Question

A ray of light is incident on a thick slab of a glass of thickness t as shown in the figure. The emergent ray is parallel to the incident ray but displaced sideways by a distance d. If the angles are small then $d$ is

A) $T(1 - \dfrac{i}{r})$
B) $Rt(1 - \dfrac{i}{r})$
C) $it(1 - \dfrac{r}{i})$
D) $T(\dfrac{{ - r}}{i})$

Answer 1

Hint: When the emergent ray is displaced then the phenomenon of lateral shift is observed. Lateral shift is the perpendicular distance between the incident ray and the emergent ray when the light ray undergoes refraction from a glass slab. The lateral displacement depends upon the thickness and the refractive index of the glass slab and the angle at which the incident ray enters the glass slab.

Formula used:
The formula of lateral displacement can be written as
$D = \dfrac{{t\sin (i - r)}}{{\cos r}}$
Where $D$ is the lateral displacement
$t$ is the thickness of the slab
$i$ is the angle of incidence
$r$ is the angle of refraction

Complete step by step answer:
The ray of light incident on the glass slab undergoes refraction twice and comes out from the other side of the slab as an emergent ray.

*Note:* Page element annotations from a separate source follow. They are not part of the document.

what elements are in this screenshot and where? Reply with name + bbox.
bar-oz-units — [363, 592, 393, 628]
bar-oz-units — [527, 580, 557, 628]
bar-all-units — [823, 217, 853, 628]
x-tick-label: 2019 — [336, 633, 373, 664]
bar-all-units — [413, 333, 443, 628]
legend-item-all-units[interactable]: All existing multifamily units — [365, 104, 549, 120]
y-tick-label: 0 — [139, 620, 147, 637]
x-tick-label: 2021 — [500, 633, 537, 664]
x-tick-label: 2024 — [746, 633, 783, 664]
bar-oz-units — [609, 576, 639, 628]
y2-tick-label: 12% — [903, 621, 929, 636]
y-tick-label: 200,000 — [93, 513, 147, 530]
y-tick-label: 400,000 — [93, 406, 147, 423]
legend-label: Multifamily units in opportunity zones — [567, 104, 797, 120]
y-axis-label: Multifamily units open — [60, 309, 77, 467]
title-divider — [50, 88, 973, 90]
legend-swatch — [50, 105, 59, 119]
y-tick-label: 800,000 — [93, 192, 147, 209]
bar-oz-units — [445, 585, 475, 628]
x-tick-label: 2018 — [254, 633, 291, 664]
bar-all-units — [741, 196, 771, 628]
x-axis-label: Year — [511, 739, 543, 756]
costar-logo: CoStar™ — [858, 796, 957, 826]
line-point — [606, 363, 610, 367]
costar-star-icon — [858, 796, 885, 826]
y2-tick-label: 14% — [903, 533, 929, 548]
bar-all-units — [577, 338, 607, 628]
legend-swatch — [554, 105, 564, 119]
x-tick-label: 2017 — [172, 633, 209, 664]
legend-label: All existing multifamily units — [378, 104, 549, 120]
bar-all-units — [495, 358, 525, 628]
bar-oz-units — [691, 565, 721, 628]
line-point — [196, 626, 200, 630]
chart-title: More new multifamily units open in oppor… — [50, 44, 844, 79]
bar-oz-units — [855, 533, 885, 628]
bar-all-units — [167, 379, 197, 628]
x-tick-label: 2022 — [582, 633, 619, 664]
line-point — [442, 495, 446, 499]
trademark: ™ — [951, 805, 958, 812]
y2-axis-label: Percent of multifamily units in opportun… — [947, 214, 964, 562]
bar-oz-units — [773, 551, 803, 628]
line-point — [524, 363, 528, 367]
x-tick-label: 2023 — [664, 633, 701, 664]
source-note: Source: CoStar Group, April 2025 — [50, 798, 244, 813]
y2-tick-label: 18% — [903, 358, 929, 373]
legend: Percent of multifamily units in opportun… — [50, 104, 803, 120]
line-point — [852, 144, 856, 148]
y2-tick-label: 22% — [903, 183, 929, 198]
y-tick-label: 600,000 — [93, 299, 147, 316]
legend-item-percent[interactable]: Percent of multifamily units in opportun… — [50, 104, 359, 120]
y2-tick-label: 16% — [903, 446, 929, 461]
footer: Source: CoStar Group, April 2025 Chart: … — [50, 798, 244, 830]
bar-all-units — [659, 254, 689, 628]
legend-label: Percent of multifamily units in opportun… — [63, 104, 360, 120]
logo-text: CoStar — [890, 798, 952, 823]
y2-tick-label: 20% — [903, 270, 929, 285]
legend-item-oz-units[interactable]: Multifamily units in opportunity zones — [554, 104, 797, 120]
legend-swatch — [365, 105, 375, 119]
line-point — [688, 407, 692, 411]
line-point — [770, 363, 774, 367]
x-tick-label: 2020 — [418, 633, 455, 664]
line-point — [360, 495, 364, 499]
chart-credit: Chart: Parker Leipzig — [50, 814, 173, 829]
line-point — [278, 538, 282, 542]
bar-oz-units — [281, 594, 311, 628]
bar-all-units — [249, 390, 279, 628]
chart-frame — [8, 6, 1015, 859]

The formula of lateral displacement $D = \dfrac{{t\sin (i - r)}}{{\cos r}}$
Since the angle made by the incident and emergent ray, the angle is very small and when the angle is small then it can be written that
$\sin (i - r) \cong i - r$
And $\cos r \cong 1$

Substituting the values in the formula, and solving for the value of lateral displacement
$D = \dfrac{{t(i - r)}}{1}$
Taking ‘$i$’ common from the bracket, the equation reduces to the form
$D = it(1 - \dfrac{r}{i})$

Therefore, Option C is the right answer.

Note:
It is to be noted that the emergent ray shows a lateral shift of the ray from the original path. When the Light is passing through the glass its velocity decreases but when it comes out of the glass slab, its velocity increases. The light ray then follows the same direction in the air.